Alton Brown Explains Why The Blue Milk From Star Wars ‘Ain’t Milk’

 

In Star Wars, the only thing more iconic than tauntauns, X-Wings, Death Stars, lightsabers, and bantha poodoo…is the blue milk. Though it makes a brief appearance in the very beginning of A New Hope (along with Aunt Beru and Uncle Owen), it’s apparently captured the imaginations of millions of Star Wars fans who want to see it return in the next group of Disney-produced sequels. There’s only one problem, according to Alton Brown: “It ain’t milk.”

NOOOOOOOOOOOO!

Unfortunately, there’s some science behind the reasoning. As he explained to Wired in a roundup of things famous nerds wanted in the new Star Wars movies, it involves a bit of cellular structure biology, mixed with with some spectral physics:

All milks are colloids, essentially water in which protein spheres and fat globules are held in suspension. The protein and fat scatter visible light in such a way as to appear white. Now, skim milk can look bluish, because without much fat more light bounces off small clusters of protein mol­ecules called casein micelles, which tend to scatter shorter (blue) wavelengths. But even if it were completely fat-free, milk could never look that blue.

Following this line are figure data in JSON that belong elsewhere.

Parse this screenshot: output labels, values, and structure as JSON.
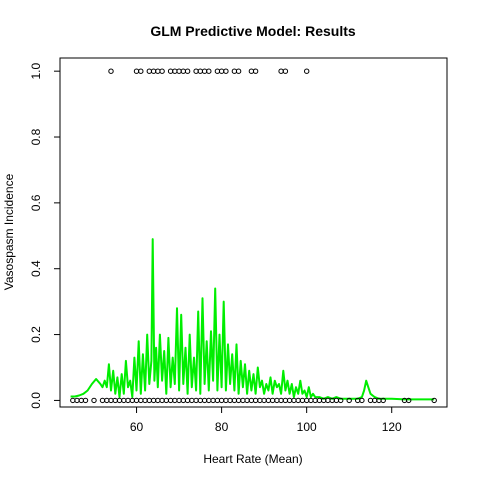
{
  "chart_data": {
    "type": "scatter",
    "title": "GLM Predictive Model: Results",
    "xlabel": "Heart Rate (Mean)",
    "ylabel": "Vasospasm Incidence",
    "xlim": [
      42,
      133
    ],
    "ylim": [
      -0.02,
      1.04
    ],
    "x_ticks": [
      60,
      80,
      100,
      120
    ],
    "y_ticks": [
      0.0,
      0.2,
      0.4,
      0.6,
      0.8,
      1.0
    ],
    "x_tick_labels": [
      "60",
      "80",
      "100",
      "120"
    ],
    "y_tick_labels": [
      "0.0",
      "0.2",
      "0.4",
      "0.6",
      "0.8",
      "1.0"
    ],
    "grid": false,
    "legend": "none",
    "colors": {
      "points": "#000000",
      "fit": "#00ee00"
    },
    "series": [
      {
        "kind": "points",
        "x": [
          54,
          60,
          61,
          63,
          64,
          65,
          66,
          68,
          69,
          70,
          71,
          72,
          74,
          75,
          76,
          77,
          79,
          80,
          81,
          83,
          84,
          87,
          88,
          94,
          95,
          100
        ],
        "y": [
          1,
          1,
          1,
          1,
          1,
          1,
          1,
          1,
          1,
          1,
          1,
          1,
          1,
          1,
          1,
          1,
          1,
          1,
          1,
          1,
          1,
          1,
          1,
          1,
          1,
          1
        ]
      },
      {
        "kind": "points",
        "x": [
          45,
          46,
          47,
          48,
          50,
          52,
          53,
          54,
          55,
          56,
          57,
          58,
          59,
          60,
          61,
          62,
          63,
          64,
          65,
          66,
          67,
          68,
          69,
          70,
          71,
          72,
          73,
          74,
          75,
          76,
          77,
          78,
          79,
          80,
          81,
          82,
          83,
          84,
          85,
          86,
          87,
          88,
          89,
          90,
          91,
          92,
          93,
          94,
          95,
          96,
          97,
          98,
          99,
          100,
          101,
          102,
          103,
          104,
          105,
          106,
          107,
          108,
          110,
          112,
          113,
          115,
          116,
          117,
          118,
          123,
          124,
          130
        ],
        "y": [
          0,
          0,
          0,
          0,
          0,
          0,
          0,
          0,
          0,
          0,
          0,
          0,
          0,
          0,
          0,
          0,
          0,
          0,
          0,
          0,
          0,
          0,
          0,
          0,
          0,
          0,
          0,
          0,
          0,
          0,
          0,
          0,
          0,
          0,
          0,
          0,
          0,
          0,
          0,
          0,
          0,
          0,
          0,
          0,
          0,
          0,
          0,
          0,
          0,
          0,
          0,
          0,
          0,
          0,
          0,
          0,
          0,
          0,
          0,
          0,
          0,
          0,
          0,
          0,
          0,
          0,
          0,
          0,
          0,
          0,
          0,
          0
        ]
      },
      {
        "kind": "line",
        "x": [
          44.5,
          45.5,
          46.5,
          47.5,
          48.5,
          49.5,
          50.5,
          51.5,
          52.0,
          52.5,
          53.0,
          53.5,
          54.0,
          54.5,
          55.0,
          55.5,
          56.0,
          56.5,
          57.0,
          57.5,
          58.0,
          58.5,
          59.0,
          59.5,
          60.0,
          60.5,
          61.0,
          61.5,
          62.0,
          62.5,
          63.0,
          63.5,
          63.8,
          64.2,
          64.6,
          65.0,
          65.5,
          66.0,
          66.5,
          67.0,
          67.5,
          68.0,
          68.5,
          69.0,
          69.5,
          70.0,
          70.5,
          71.0,
          71.5,
          72.0,
          72.5,
          73.0,
          73.5,
          74.0,
          74.5,
          75.0,
          75.5,
          76.0,
          76.5,
          77.0,
          77.5,
          78.0,
          78.5,
          79.0,
          79.5,
          80.0,
          80.5,
          81.0,
          81.5,
          82.0,
          82.5,
          83.0,
          83.5,
          84.0,
          84.5,
          85.0,
          85.5,
          86.0,
          86.5,
          87.0,
          87.5,
          88.0,
          88.5,
          89.0,
          89.5,
          90.0,
          90.5,
          91.0,
          91.5,
          92.0,
          92.5,
          93.0,
          93.5,
          94.0,
          94.5,
          95.0,
          95.5,
          96.0,
          96.5,
          97.0,
          97.5,
          98.0,
          98.5,
          99.0,
          99.5,
          100.0,
          100.5,
          101.0,
          101.5,
          102.0,
          103.0,
          104.0,
          105.0,
          106.0,
          107.0,
          108.0,
          109.0,
          110.0,
          111.0,
          112.0,
          113.0,
          113.5,
          114.0,
          114.5,
          115.0,
          116.0,
          117.0,
          118.0,
          120.0,
          123.0,
          126.0,
          128.0,
          130.0
        ],
        "y": [
          0.012,
          0.012,
          0.015,
          0.02,
          0.03,
          0.05,
          0.065,
          0.05,
          0.04,
          0.06,
          0.04,
          0.11,
          0.03,
          0.09,
          0.02,
          0.07,
          0.01,
          0.08,
          0.02,
          0.12,
          0.04,
          0.06,
          0.01,
          0.13,
          0.03,
          0.18,
          0.02,
          0.14,
          0.03,
          0.2,
          0.05,
          0.12,
          0.49,
          0.06,
          0.16,
          0.04,
          0.2,
          0.06,
          0.15,
          0.02,
          0.19,
          0.04,
          0.13,
          0.05,
          0.28,
          0.03,
          0.26,
          0.05,
          0.16,
          0.02,
          0.2,
          0.04,
          0.13,
          0.03,
          0.27,
          0.02,
          0.31,
          0.05,
          0.18,
          0.03,
          0.21,
          0.06,
          0.34,
          0.03,
          0.2,
          0.04,
          0.3,
          0.03,
          0.17,
          0.05,
          0.14,
          0.03,
          0.17,
          0.02,
          0.12,
          0.04,
          0.11,
          0.02,
          0.09,
          0.03,
          0.08,
          0.02,
          0.1,
          0.04,
          0.06,
          0.02,
          0.05,
          0.03,
          0.07,
          0.02,
          0.06,
          0.04,
          0.05,
          0.02,
          0.09,
          0.03,
          0.06,
          0.02,
          0.05,
          0.01,
          0.04,
          0.02,
          0.06,
          0.02,
          0.03,
          0.01,
          0.04,
          0.01,
          0.02,
          0.01,
          0.01,
          0.005,
          0.01,
          0.005,
          0.01,
          0.005,
          0.005,
          0.005,
          0.005,
          0.005,
          0.01,
          0.03,
          0.06,
          0.04,
          0.02,
          0.01,
          0.005,
          0.005,
          0.005,
          0.003,
          0.003,
          0.003,
          0.003
        ]
      }
    ]
  }
}
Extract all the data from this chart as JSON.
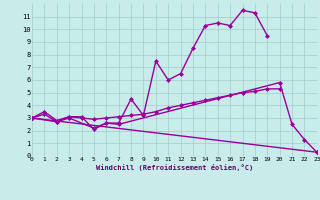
{
  "xlabel": "Windchill (Refroidissement éolien,°C)",
  "xlim": [
    0,
    23
  ],
  "ylim": [
    0,
    12
  ],
  "xticks": [
    0,
    1,
    2,
    3,
    4,
    5,
    6,
    7,
    8,
    9,
    10,
    11,
    12,
    13,
    14,
    15,
    16,
    17,
    18,
    19,
    20,
    21,
    22,
    23
  ],
  "yticks": [
    0,
    1,
    2,
    3,
    4,
    5,
    6,
    7,
    8,
    9,
    10,
    11
  ],
  "bg_color": "#c8ecea",
  "grid_color": "#a0ccca",
  "line_color": "#990099",
  "line_width": 1.0,
  "marker": "D",
  "marker_size": 2.0,
  "curve1_x": [
    0,
    1,
    2,
    3,
    4,
    5,
    6,
    7,
    8,
    9,
    10,
    11,
    12,
    13,
    14,
    15,
    16,
    17,
    18,
    19
  ],
  "curve1_y": [
    3.0,
    3.3,
    2.7,
    3.1,
    3.1,
    2.1,
    2.6,
    2.6,
    4.5,
    3.2,
    7.5,
    6.0,
    6.5,
    8.5,
    10.3,
    10.5,
    10.3,
    11.5,
    11.3,
    9.5
  ],
  "curve2_x": [
    0,
    1,
    2,
    3,
    4,
    5,
    6,
    7,
    8,
    9,
    10,
    11,
    12,
    13,
    14,
    15,
    16,
    17,
    18,
    19,
    20
  ],
  "curve2_y": [
    3.0,
    3.5,
    2.8,
    3.1,
    3.0,
    2.9,
    3.0,
    3.1,
    3.2,
    3.3,
    3.5,
    3.8,
    4.0,
    4.2,
    4.4,
    4.6,
    4.8,
    5.0,
    5.1,
    5.3,
    5.3
  ],
  "curve3_x": [
    0,
    2,
    3,
    5,
    6,
    7,
    20,
    21,
    22,
    23
  ],
  "curve3_y": [
    3.0,
    2.7,
    3.0,
    2.2,
    2.6,
    2.5,
    5.8,
    2.5,
    1.3,
    0.3
  ],
  "curve4_x": [
    0,
    23
  ],
  "curve4_y": [
    3.0,
    0.3
  ],
  "xlabel_color": "#660066",
  "xlabel_fontsize": 5.0,
  "tick_fontsize": 4.5,
  "figsize": [
    3.2,
    2.0
  ],
  "dpi": 100
}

And why would farmers have fat-free milk anyway? It makes no sense. You could argue that the milk on Tatooine contains some completely alien protein, but even then you’d have to explain where the heck this blue milk came from. Clearly, this is a desert planet with no signs of herding animals ­capable of being milked by ­humble farmers. Bantha? Ha!

But it could be plausible! Alton speculates that the blue milk could be a vegetable milk, like Tatooine soy — and that Luke Skywalker’s adopted parents were vegans. “This would explain their dour, grumpy demeanor,” he notes, “and as we see later from their remains, they’re already suffering considerable loss of bone mass. I rest my case.”

Yeah, Alton Brown, rub it in that the Empire killed Luke’s adopted parents. Nerf herder.